Folic Acid: Also known as Vitamin M, folic acid promotes cell generation and gastrointestinal membrane growth, helping prevent digestive tract tumors. Folic acid deficiency is common in the elderly, leading to anemia. The daily requirement is 400 milligrams, and B-vitamins like Vitamin B1 and B12 should be supplemented concurrently.
6. Mineral Requirements
Mineral needs vary during old age due to unique physiological characteristics. Adequate mineral intake can help prevent cardiovascular diseases and osteoporosis.
Calcium: Osteoporosis is prevalent among the elderly, with men losing 4% of bone mass every decade and women losing 3%-10%. Foods rich in calcium and easily absorbed, such as tofu, milk, black fungus, and seaweed, should be consumed. The daily requirement is 800 milligrams, alongside Vitamin D supplementation for better absorption.
Sodium and Potassium: Sodium needs decrease with age as sodium ions increase water retention, straining the heart. Hypertensive elderly individuals should control sodium intake and use low-sodium salt, limiting daily intake to under 5 grams. Potassium levels also decrease with age, requiring supplementation to meet adult requirements (35 grams daily). A potassium-to-sodium ratio of 5:1 is recommended, with potassium-rich foods like beans and vegetables being beneficial.
Iron: Iron absorption declines with age, exacerbated by insufficient dietary iron. Daily iron requirements are around 1 milligram, with eggs, liver, spinach, and Vitamin C supplements aiding absorption. Overconsumption should be avoided.
Magnesium: Magnesium participates in bone metabolism and cell growth regulation. While its relationship with calcium and phosphorus in bone metabolism is unclear, excessive magnesium can affect bone calcification. Magnesium maintains normal myocardial structure and function, with a daily reference intake of 300-400 milligrams.
Zinc: Zinc deficiency correlates with weakened immune function, bone metabolism, and enzyme metabolism in the elderly. Adult zinc requirements are 2.2 milligrams daily, but given low absorption rates, dietary intake should reach 15 milligrams. High-zinc foods include beef, poultry, fish, and seafood, with vegetarians encouraged to consume soy products.
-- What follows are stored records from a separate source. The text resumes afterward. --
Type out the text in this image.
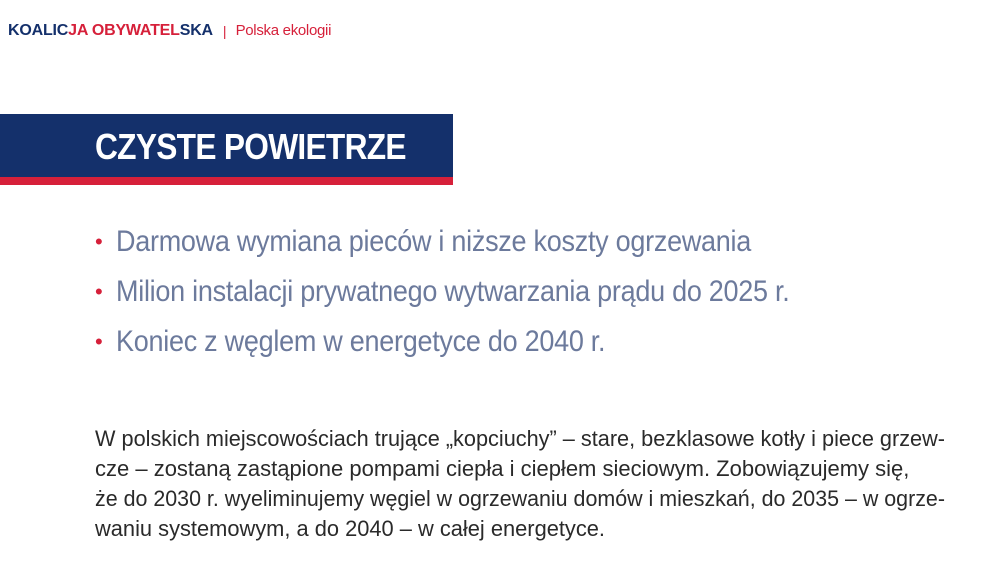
KOALICJA OBYWATELSKA | Polska ekologii
CZYSTE POWIETRZE
• Darmowa wymiana pieców i niższe koszty ogrzewania
• Milion instalacji prywatnego wytwarzania prądu do 2025 r.
• Koniec z węglem w energetyce do 2040 r.
W polskich miejscowościach trujące „kopciuchy” – stare, bezklasowe kotły i piece grzew-
cze – zostaną zastąpione pompami ciepła i ciepłem sieciowym. Zobowiązujemy się,
że do 2030 r. wyeliminujemy węgiel w ogrzewaniu domów i mieszkań, do 2035 – w ogrze-
waniu systemowym, a do 2040 – w całej energetyce.
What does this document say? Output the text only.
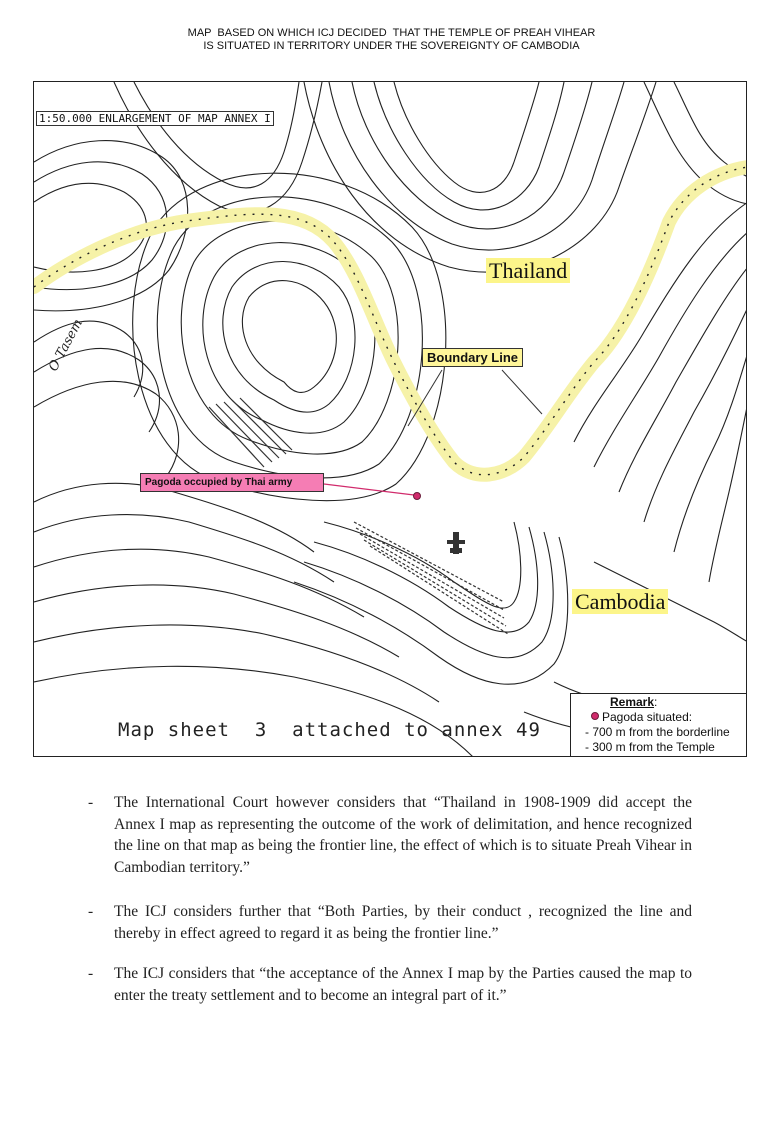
MAP  BASED ON WHICH ICJ DECIDED  THAT THE TEMPLE OF PREAH VIHEAR
IS SITUATED IN TERRITORY UNDER THE SOVEREIGNTY OF CAMBODIA
1:50.000 ENLARGEMENT OF MAP ANNEX I
O Tasem
Thailand
Cambodia
Boundary Line
Pagoda occupied by Thai army
Map sheet  3  attached to annex 49
Remark:
Pagoda situated:
- 700 m from the borderline
- 300 m from the Temple
- The International Court however considers that “Thailand in 1908-1909 did accept the Annex I map as representing the outcome of the work of delimitation, and hence recognized the line on that map as being the frontier line, the effect of which is to situate Preah Vihear in Cambodian territory.”
- The ICJ considers further that “Both Parties, by their conduct , recognized the line and thereby in effect agreed to regard it as being the frontier line.”
- The ICJ considers that “the acceptance of the Annex I map by the Parties caused the map to enter the treaty settlement and to become an integral part of it.”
Selenium: Selenium has preventive effects against certain diseases. Appropriate selenium supplementation can reduce organ tumor incidence in the elderly. The daily selenium requirement is 50-100 micrograms, but excessive intake can cause poisoning, manifesting as dry, brittle hair and nails, numbness in extremities, and even paralysis. Selenium-rich foods include meats, seafood, liver, and kidneys, with plant-based foods containing lower amounts and varying regionally.
Chromium: Chromium is a component of glucose tolerance factor (GTF) and an insulin regulator, enhancing insulin efficacy. It significantly impacts lipid metabolism, with experiments showing reduced serum cholesterol in rats fed chromium. Chromium supplementation can improve sugar and fat metabolism in the elderly, with a daily requirement of 100-200 micrograms. Rich sources include meats, dairy, and grains, with vegetables containing lesser amounts.
7. Water Requirements
Due to reduced sensitivity of the thirst center, elderly individuals often fail to notice dehydration promptly. However, water intake remains crucial for maintaining fluid balance, accelerating waste excretion, and ensuring smooth bowel movements. Elderly individuals should develop good hydration habits, drinking plain water or tea regularly, with a minimum daily intake of 1200 milliliters to maintain physiological fluid balance.